Fine, a chess engine that is capable of running with affordable even for the time 1970s electronics will best what marketing folks would have you think is an arbitrarily capable "reasoning" model running on top of the line 2025 hardware.

You can split hairs about "well actually, the 2600 is hardware and a chess engine is the software" but everyone gets the point.

As to assertions that no one should expect an LLM to be a chess engine, well tell that to the industry that is asserting the LLMs are now "reasoning" and provides a basis to replace most of the labor pool. We need stories like this to calibrate expectations in a way common people can understand..

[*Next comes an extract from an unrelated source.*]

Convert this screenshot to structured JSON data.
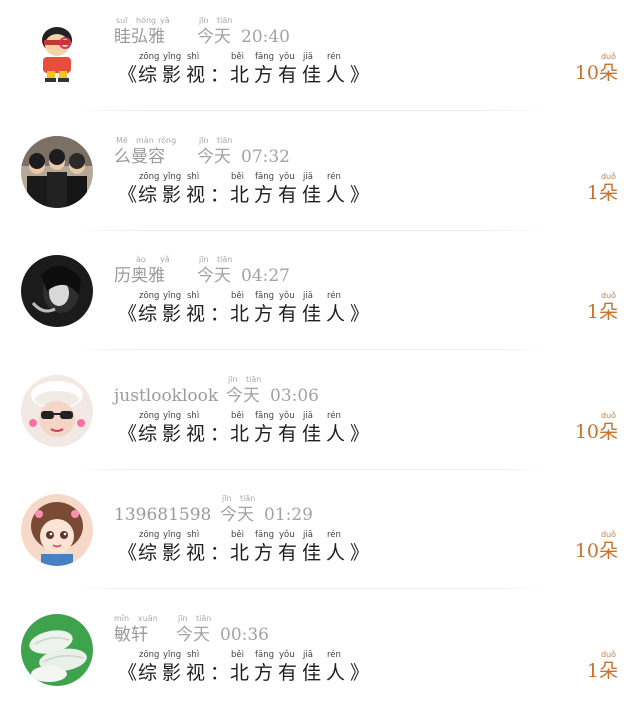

The Atari 2600 is just hardware. The software came on plug-in cartridges. Video Chess was released for it in 1979.

I can't help but think of this:

Conversation with ChatGPT version 3.5. Human: "Best chess player of all time whose name starts with B". ChatGPT: "The greatest chess player of all time whose name starts with 'B' is Bagnus Barlsen."

(There’s a guy named “Magnus Carlsen” who is arguably the best chess player of all time.)

ChatGPT, thinking to itself: "Got'em!"

Edit, because it's a personal peeve: anthropomorphizing statistical models is silly, they don't think nor feel, but I thought this was funny.

However, an area where "AI" can beat Atari is is on energy consumption. "AI" will consume much more energy only to be mostly wrong. What a feat!

The news flow regarding artificial intelligence seems to swing between extremes. Sometimes AI can astound with its capabilities, and other times it might be laughable, or even dangerously inadequate.

It's funny how all the news outlets (incl. this one) go for the sensational take rather than this somber one. They should just rewrite this paragraph every time and not tack it on at the end.